Nasz kraj zajmuje za to siódme miejsce w Unii Europejskiej pod względem liczby ekspertów zajmujących się rozwojem lub wdrożeniem sztucznej inteligencji. Firmy z tej branży zatrudniają przeważnie od pięciu do dziesięciu pracowników. Ponad połowa spółek rozwijających produkty i usługi AI osiąga siedmiocyfrowe zyski, a 8 proc. generuje ponad 50 mln zł przychodów. Prawie 40 proc. znaczną część sprzedaży realizuje za granicę – główne rynki zbytu polskich rozwiązań AI to Europa i Stany Zjednoczone.
W kraju sztuczna inteligencja znajduje zastosowanie w sektorach najbardziej scyfryzowanych – jak telekomunikacja, bankowość i finanse, handel detaliczny, media i ubezpieczenia.
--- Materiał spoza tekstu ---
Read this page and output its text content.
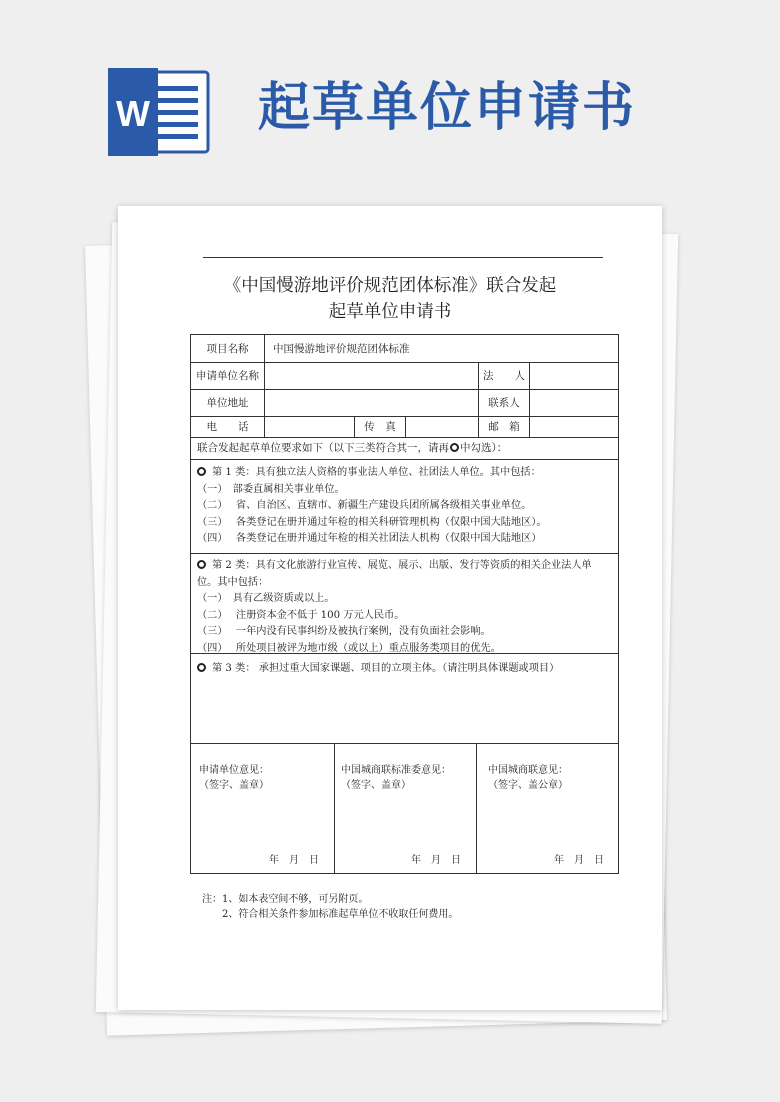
W 起草单位申请书
《中国慢游地评价规范团体标准》联合发起
起草单位申请书
项目名称	中国慢游地评价规范团体标准
申请单位名称	法　　人
单位地址	联系人
电　　话	传　真	邮　箱
联合发起起草单位要求如下（以下三类符合其一，请再 中勾选）：

第 1 类：具有独立法人资格的事业法人单位、社团法人单位。其中包括：

（一）　部委直属相关事业单位。

（二）　 省、自治区、直辖市、新疆生产建设兵团所属各级相关事业单位。

（三）　 各类登记在册并通过年检的相关科研管理机构（仅限中国大陆地区）。

（四）　 各类登记在册并通过年检的相关社团法人机构（仅限中国大陆地区）

第 2 类：具有文化旅游行业宣传、展览、展示、出版、发行等资质的相关企业法人单位。其中包括：

（一）　具有乙级资质或以上。

（二）　 注册资本金不低于 100 万元人民币。

（三）　 一年内没有民事纠纷及被执行案例，没有负面社会影响。

（四）　 所处项目被评为地市级（或以上）重点服务类项目的优先。

第 3 类： 承担过重大国家课题、项目的立项主体。（请注明具体课题或项目）

申请单位意见：

（签字、盖章）

年　月　日

中国城商联标准委意见：

（签字、盖章）

年　月　日

中国城商联意见：

（签字、盖公章）

年　月　日

注：1、如本表空间不够，可另附页。

2、符合相关条件参加标准起草单位不收取任何费用。
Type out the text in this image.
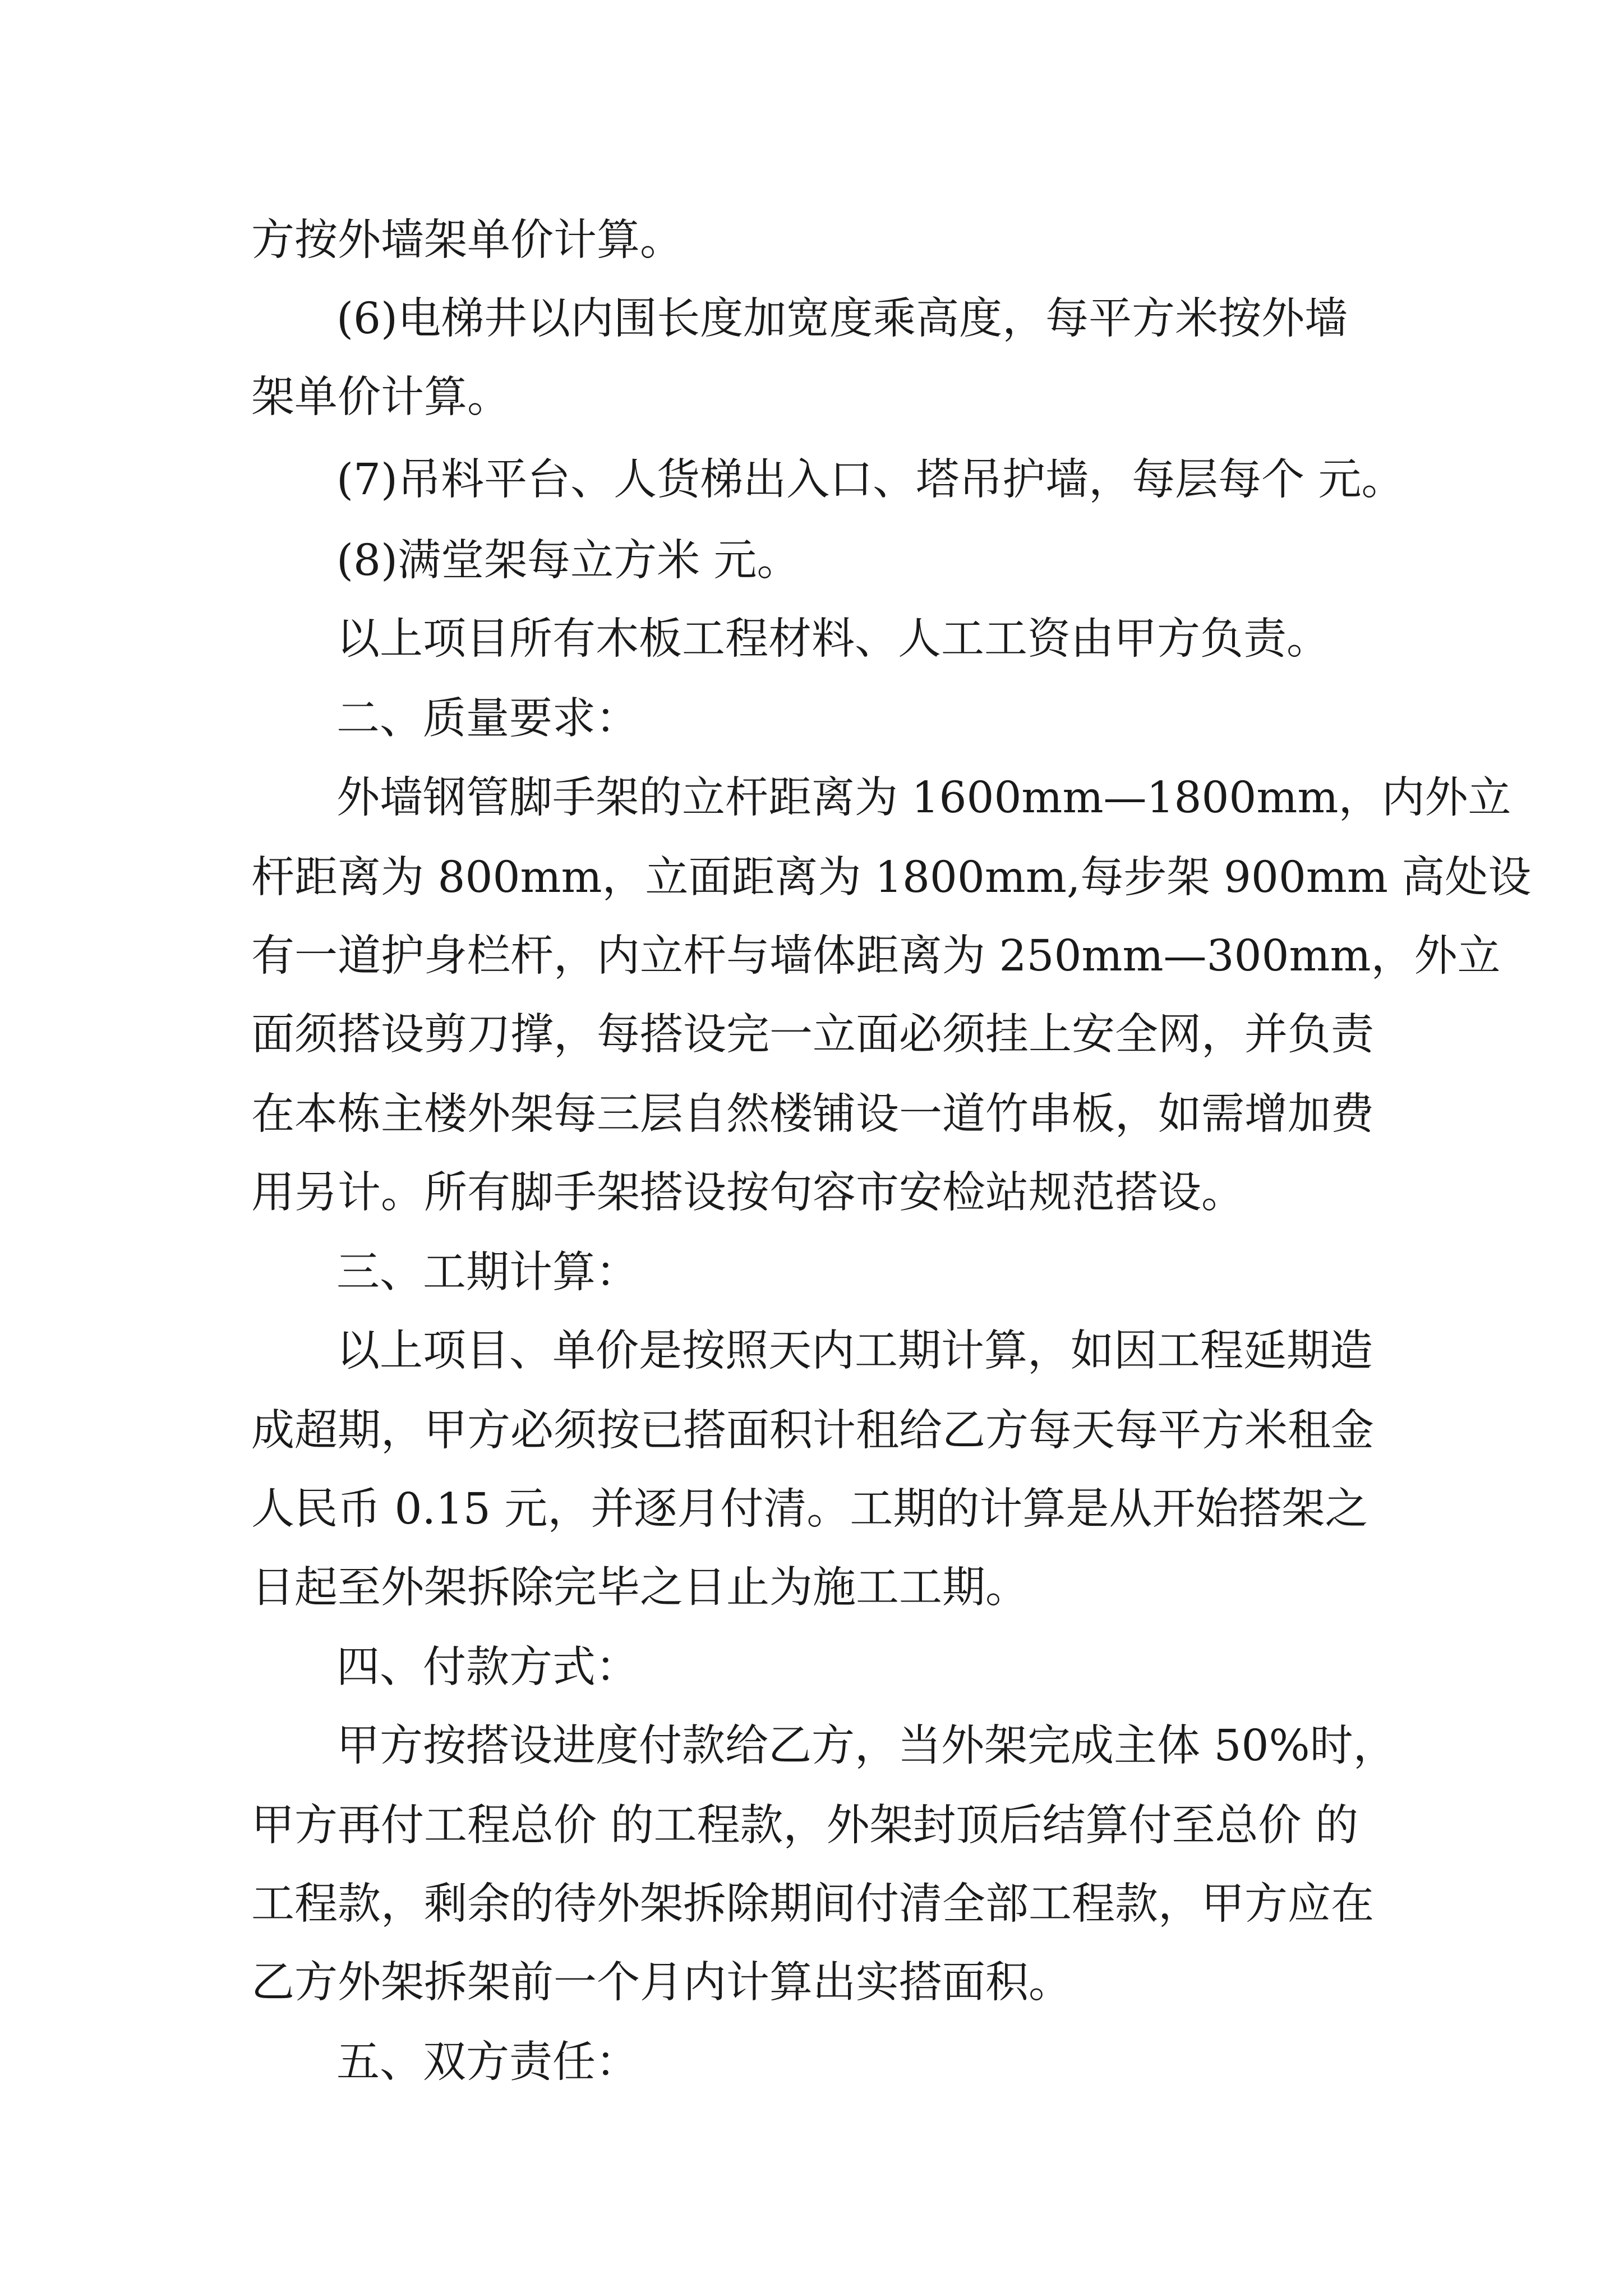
方按外墙架单价计算。
(6)电梯井以内围长度加宽度乘高度，每平方米按外墙
架单价计算。
(7)吊料平台、人货梯出入口、塔吊护墙，每层每个 元。
(8)满堂架每立方米 元。
以上项目所有木板工程材料、人工工资由甲方负责。
二、质量要求：
外墙钢管脚手架的立杆距离为 1600mm—1800mm，内外立
杆距离为 800mm，立面距离为 1800mm,每步架 900mm 高处设
有一道护身栏杆，内立杆与墙体距离为 250mm—300mm，外立
面须搭设剪刀撑，每搭设完一立面必须挂上安全网，并负责
在本栋主楼外架每三层自然楼铺设一道竹串板，如需增加费
用另计。所有脚手架搭设按句容市安检站规范搭设。
三、工期计算：
以上项目、单价是按照天内工期计算，如因工程延期造
成超期，甲方必须按已搭面积计租给乙方每天每平方米租金
人民币 0.15 元，并逐月付清。工期的计算是从开始搭架之
日起至外架拆除完毕之日止为施工工期。
四、付款方式：
甲方按搭设进度付款给乙方，当外架完成主体 50%时，
甲方再付工程总价 的工程款，外架封顶后结算付至总价 的
工程款，剩余的待外架拆除期间付清全部工程款，甲方应在
乙方外架拆架前一个月内计算出实搭面积。
五、双方责任：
Wynika to częściowo z ogromnych ilości danych generowanych w takich przedsiębiorstwach – AI sprawdza się przy ich przetwarzaniu.
COVID-19 i jego konsekwencje miały ambiwalentny wpływ na wdrażanie sztucznej inteligencji w polskiej gospodarce. Z raportu „Cyfryzacja w dobie pandemii” firmy Autodesk, opublikowanego w ub. r., wynika, że spośród firm, które wstrzymały wprowadzenie rozwiązań technologicznych składających się na przemysł 4.0, ok. 15 proc. dało czerwone światło właśnie sztucznej inteligencji. Z drugiej strony ponad jedna czwarta wskazała na AI jako rozwiązanie, które wprowadzono w związku z pandemią – mimo braku takich planów przed jej wybuchem. W efekcie odsetek przedsiębiorstw, które wdrożyły sztuczną inteligencję, wzrósł z niespełna 20 proc. w 2020 r. do prawie 30 proc. w 2021 r. Kolejne 32 proc. deklaruje zaś, że ma takie plany.
– W kontekście rozwoju technologii opartej na sztucznej inteligencji posługujemy się porami roku – mówiła Aleksandra Przegalińska-Skierkowska, prof. z Katedry Zarządzania w Społeczeństwie Sieciowym w Akademii Leona Koźmińskiego, podczas tegorocznej debaty EEC Trends. Dodała, że AI ma już za sobą srogą zimę niedostatecznego finansowania. – Obecnie mamy wiosnę, po której spodziewam się długiego, słonecznego lata – stwierdziła, zastrzegając, że w Polsce ta dziedzina pozostaje jeszcze na etapie badań i pierwszych wdrożeń. – Zmiana podejścia wdrożeniowego ma miejsce, ale to nie jest poziom implementacji zaspokajający nasycenie nowoczesnej gospodarki sztuczną inteligencją – podkreśliła.